Священник-зек вздохнул под бодрый стук столыпинского вагона: "Песнь пятьдесят восьмая, стих десятый".
В тюремных снах он никогда не видел Город и наяву по Городу не тосковал. Лишь изредка ощущал отзвуки былого сострадания, схожие с колкими толчками крови в мизинце и безымянном - несуществующих, отсеченных. Но вот вернулся - и что же?

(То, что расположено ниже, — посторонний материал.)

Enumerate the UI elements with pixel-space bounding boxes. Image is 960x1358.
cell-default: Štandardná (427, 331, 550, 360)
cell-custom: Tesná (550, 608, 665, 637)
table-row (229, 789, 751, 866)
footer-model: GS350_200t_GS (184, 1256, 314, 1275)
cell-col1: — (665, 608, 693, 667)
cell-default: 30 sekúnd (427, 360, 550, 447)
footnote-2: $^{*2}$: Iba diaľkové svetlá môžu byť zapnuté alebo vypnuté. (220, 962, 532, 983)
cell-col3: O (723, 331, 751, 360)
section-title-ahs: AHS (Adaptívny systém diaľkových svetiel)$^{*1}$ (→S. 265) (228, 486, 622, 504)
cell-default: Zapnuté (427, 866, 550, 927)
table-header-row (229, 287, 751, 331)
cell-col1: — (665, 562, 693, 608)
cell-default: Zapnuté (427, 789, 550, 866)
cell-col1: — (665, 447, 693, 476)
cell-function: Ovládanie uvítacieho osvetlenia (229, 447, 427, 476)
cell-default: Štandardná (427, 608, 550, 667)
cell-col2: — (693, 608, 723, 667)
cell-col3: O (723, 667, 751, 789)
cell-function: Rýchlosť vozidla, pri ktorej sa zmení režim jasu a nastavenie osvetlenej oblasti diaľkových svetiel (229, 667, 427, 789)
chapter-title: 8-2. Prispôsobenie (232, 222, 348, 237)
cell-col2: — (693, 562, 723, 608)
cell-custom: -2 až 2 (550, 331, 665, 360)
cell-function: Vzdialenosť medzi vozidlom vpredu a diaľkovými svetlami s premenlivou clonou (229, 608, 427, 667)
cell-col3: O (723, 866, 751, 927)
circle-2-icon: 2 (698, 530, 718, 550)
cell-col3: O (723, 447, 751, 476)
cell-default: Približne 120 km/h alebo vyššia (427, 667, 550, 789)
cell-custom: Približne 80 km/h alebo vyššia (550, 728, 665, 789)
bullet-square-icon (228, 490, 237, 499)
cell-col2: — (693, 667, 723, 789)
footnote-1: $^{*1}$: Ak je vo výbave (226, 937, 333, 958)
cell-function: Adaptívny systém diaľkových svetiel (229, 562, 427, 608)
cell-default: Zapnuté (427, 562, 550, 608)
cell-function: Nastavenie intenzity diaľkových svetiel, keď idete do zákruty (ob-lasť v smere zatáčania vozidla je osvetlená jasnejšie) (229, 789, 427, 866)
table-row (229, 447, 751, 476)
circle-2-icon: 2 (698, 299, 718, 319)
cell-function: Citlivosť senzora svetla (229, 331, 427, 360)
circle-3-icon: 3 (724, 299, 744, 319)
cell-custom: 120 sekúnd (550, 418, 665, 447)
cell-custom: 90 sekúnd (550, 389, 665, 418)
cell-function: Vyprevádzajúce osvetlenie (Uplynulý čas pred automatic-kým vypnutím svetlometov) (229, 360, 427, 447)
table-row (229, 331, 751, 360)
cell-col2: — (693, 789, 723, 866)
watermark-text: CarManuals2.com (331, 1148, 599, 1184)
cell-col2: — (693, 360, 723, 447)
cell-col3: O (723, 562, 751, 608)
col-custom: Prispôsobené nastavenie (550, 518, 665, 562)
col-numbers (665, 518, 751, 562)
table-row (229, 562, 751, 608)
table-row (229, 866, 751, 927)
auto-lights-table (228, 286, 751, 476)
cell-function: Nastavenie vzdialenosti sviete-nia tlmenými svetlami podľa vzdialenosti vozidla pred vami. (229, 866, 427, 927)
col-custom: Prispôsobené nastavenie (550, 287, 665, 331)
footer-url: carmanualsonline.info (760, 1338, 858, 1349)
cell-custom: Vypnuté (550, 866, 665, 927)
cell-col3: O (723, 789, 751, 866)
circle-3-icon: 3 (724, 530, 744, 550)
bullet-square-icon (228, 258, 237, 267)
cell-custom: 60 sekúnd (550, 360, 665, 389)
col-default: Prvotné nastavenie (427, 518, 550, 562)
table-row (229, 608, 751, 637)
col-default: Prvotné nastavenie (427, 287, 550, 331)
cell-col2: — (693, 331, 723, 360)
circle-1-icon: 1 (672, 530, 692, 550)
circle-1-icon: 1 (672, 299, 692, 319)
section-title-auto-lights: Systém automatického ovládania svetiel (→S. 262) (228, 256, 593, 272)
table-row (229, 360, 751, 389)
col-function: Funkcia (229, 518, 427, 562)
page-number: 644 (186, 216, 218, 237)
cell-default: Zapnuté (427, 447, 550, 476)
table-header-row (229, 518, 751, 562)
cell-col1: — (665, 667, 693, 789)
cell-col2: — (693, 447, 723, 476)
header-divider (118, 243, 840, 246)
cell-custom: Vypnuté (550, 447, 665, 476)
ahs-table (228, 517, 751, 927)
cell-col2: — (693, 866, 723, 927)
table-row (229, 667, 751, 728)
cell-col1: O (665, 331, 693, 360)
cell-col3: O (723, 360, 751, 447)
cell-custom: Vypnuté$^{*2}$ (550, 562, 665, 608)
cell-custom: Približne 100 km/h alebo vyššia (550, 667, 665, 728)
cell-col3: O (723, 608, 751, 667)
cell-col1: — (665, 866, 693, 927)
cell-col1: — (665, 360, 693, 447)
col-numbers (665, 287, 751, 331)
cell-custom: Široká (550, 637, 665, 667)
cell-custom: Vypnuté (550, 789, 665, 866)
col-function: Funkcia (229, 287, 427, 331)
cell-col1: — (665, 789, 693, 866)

Мурластый майор с глазами злыми, заплывшими, как у мурзы, исповедовал культ паспортного режима. О мученик идеи, годы спустя сварганивший роман-кирпич про какие-то звезды, исчезающие в полночь, о, как страдал майор, когда враги народа совали ему паршивые реабилитационные справки. И меркли звезды: такие же справки нахально совали жиды. "Башуцкий" произносил он, ударяя на последнем слоге, а все эти "цкий", "ман", "зон", "ич" терзали его барабанные перепонки. К тому же: Милий. А где Милий, там и Юлий, а где Юлий, там и Шмулий... Отдадим должное мурластому: он был бы начеку, явись к нему Милий Балакирев и, в особенности, Сергей Юльевич Витте. А Башуцкого ради отметки "русский" заставил добывать выписку из архивной церковноприходской книги, подтверждающей папенькино крещение: не отделилась все-таки церковь-то от государства! И лишь после того, подозревая, что тот мог быть выкрестом, нехотя оттиснул на справке о реабилитации: "Паспорт выдан".

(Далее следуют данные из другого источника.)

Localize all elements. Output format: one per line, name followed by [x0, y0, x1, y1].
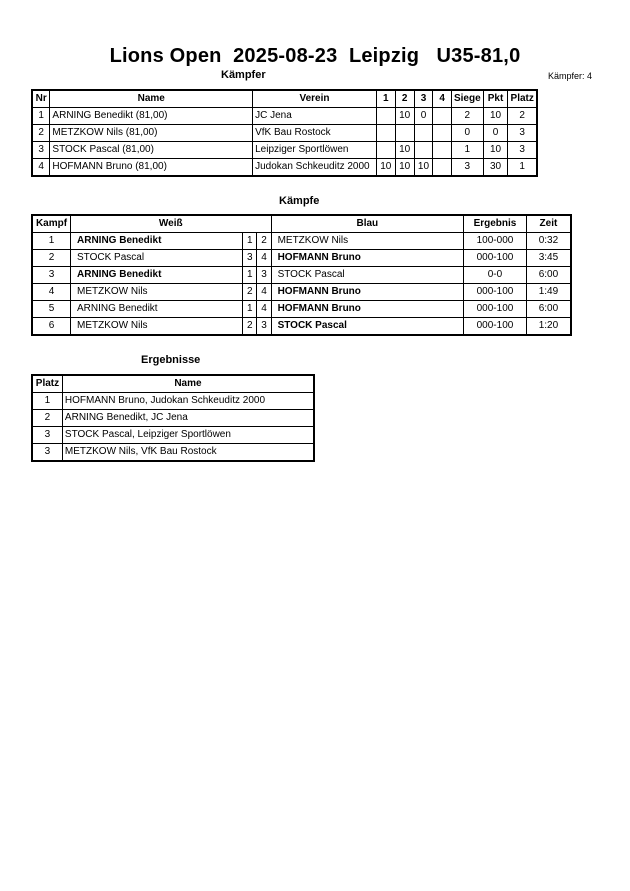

Они были всюду, обладатели печатей и штампов. Утупив лубяные зенки, шлепали на бумаге жирные грифы. Когда-то писатель Куприн пожимал плечами: эти глаза соответствуют голубому околышу жандармской фуражки или голубой околыш соответствует этим глазам? Ах, Александр Иванович, мы соответствуем и глазам и околышам, вот и реют над нами жирные грифы, а звонким жаворонком вьется: "Паспорт выдан".
И верно, счастливило не возвращение в Город, а паспорт, тотчас явленный участковому. Но вот какая штука! - паспорт не упразднил ноющее беспокойство: и все же, братец, существуешь ты в родной стране на фуфу, дуриком существуешь.
Постепенно, исподволь завладело им чувство Города. То не было восхищение гармоничес-ким согласием северного пространства с западной регулярностью, а было печальное осознание дряхлости Города. Он был в пролежнях, в его недрах застыла кровь. Новостройки обладали другой кровеносной системой и потому не были Городом.
Но Река милосердно смывала пролежни, ржавчину, плесень.
Он шел по набережной, легкой ладонью потрагивая парапет, пригретый солнцем, шершавость гранита и шорох Реки были внятны как радость. И вдруг Башуцкий остановился, присвистнул, сбежал к воде, хотел бросить окурок, но не бросил - как можно? И точно, как можно, если слышишь: "Позвольте..." Вот и молодые люди перестали барахтаться у берега.
Плечи пловца влажно блестели, редеющие волосы слиплись прядями. "Позвольте показать вам, как надо плавать,- крикнул Пушкин молодым людям.Вы не так размахиваете руками, надо по-лягушачьему..." А-а, вот оно что, вот оно что-то,- ярко догадался Милий Алексеевич, - здесь против Летнего сада была когда-то купальня, приходил Пушкин, плавал, однажды учил каких-то молодых людей "по-лягушачьему", приходил и Вяземский. "А, здравствуй, Вяземский",- сказал Пушкин, и Милий Алексеевич взбежал на набережную.
Бабушка, убирая с дороги внучку, проскрипела: "Смотри, Катюша, люди еще на работе, а дяденька уже напился". Нимало не интересуясь "дяденькой", толстушка отозвалась требовательным басом: "Есть хочу!" Милий Алексеевич рассмеялся и приставил ко лбу растопыренные пальцы - идет коза рогатая.
Мгновение спустя три тени наискось прочертились по плитам набережной и в рассеянном солнечном свете сошлись отчетливо-зримые: коллежский секретарь, только что учивший молодых людей плавать по-лягушачьему, брюхастый тайный советник Поленов и - на солнышке лицом совсем белый регистратор Башуцкий.